Commenting on the moves, Sweeney said while the pivot should provide multiple years of cash, questions remain over the company’s total plant build-out as well as on equity splits in ownership and potential funding. 

Sweeney said he believes Loop’s technology works as demonstrated at its Terrebonne facility and through the investment from SKGC, but he said he’s disappointed in how long it took management and the board to decide on the pivot.
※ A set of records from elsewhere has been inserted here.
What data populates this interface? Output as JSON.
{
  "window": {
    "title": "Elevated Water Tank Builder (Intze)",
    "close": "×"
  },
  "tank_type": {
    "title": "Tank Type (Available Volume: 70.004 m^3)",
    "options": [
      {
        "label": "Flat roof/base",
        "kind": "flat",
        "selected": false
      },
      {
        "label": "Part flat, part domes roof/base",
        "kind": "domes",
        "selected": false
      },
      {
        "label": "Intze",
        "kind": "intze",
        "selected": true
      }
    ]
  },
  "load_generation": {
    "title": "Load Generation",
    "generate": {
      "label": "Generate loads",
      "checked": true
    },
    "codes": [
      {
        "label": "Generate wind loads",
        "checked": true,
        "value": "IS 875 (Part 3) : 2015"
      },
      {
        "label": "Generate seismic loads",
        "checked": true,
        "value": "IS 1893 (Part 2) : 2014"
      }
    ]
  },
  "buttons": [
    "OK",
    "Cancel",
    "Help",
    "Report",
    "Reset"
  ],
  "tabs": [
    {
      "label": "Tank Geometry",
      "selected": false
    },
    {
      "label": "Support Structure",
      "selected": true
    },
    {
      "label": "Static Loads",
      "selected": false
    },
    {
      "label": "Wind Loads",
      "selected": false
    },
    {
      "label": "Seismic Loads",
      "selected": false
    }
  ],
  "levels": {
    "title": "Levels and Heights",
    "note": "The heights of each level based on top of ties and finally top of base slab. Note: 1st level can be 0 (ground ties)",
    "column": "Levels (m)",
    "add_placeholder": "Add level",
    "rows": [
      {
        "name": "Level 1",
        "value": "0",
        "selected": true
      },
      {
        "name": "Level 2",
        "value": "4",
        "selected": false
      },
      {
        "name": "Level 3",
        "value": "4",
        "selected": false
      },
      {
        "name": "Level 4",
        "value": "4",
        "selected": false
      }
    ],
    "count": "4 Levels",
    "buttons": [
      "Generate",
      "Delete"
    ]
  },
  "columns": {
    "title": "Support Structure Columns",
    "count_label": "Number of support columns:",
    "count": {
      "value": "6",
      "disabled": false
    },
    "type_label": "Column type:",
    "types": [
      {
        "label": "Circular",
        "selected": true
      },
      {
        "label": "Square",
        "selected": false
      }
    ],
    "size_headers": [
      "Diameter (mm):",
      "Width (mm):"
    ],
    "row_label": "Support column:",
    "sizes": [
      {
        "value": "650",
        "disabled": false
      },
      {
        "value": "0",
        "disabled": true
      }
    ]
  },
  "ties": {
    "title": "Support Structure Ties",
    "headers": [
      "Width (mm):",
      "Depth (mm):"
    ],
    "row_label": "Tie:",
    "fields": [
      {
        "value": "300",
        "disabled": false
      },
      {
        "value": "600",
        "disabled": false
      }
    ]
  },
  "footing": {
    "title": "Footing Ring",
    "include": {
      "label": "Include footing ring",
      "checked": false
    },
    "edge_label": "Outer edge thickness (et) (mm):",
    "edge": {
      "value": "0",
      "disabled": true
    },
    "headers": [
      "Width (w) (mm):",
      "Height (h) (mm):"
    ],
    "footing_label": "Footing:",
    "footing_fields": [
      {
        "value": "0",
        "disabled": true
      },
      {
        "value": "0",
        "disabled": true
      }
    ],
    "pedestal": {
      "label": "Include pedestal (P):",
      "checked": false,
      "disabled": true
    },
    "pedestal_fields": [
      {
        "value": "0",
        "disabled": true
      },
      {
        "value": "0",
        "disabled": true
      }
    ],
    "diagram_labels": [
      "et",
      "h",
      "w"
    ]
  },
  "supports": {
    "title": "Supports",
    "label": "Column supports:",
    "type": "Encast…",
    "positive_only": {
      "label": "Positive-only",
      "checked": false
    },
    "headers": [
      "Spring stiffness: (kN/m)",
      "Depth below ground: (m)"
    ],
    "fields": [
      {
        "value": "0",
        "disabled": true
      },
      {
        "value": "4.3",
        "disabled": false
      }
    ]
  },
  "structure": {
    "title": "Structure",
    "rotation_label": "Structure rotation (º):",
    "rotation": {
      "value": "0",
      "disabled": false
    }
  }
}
“While there remains opportunity for the plant to be built in the future, it was one of the centerpieces of LOOP’s strategy and a key messaging point for the past two years. The SKGC relationship remains a key opportunity, however, LOOP is not in the driver’s seat and economics of how the relationship will develop remain unclear. There will be a royalty aspect, but not only does the equity portion remain uncertain, the funding of the equity is not clear as well. We would like to see a more definitive plan and timeline emerge for SKGC relationship,” Sweeney wrote.

At press time, Sweeney’s new $6.00 target represented a projected one-year return of 128 per cent.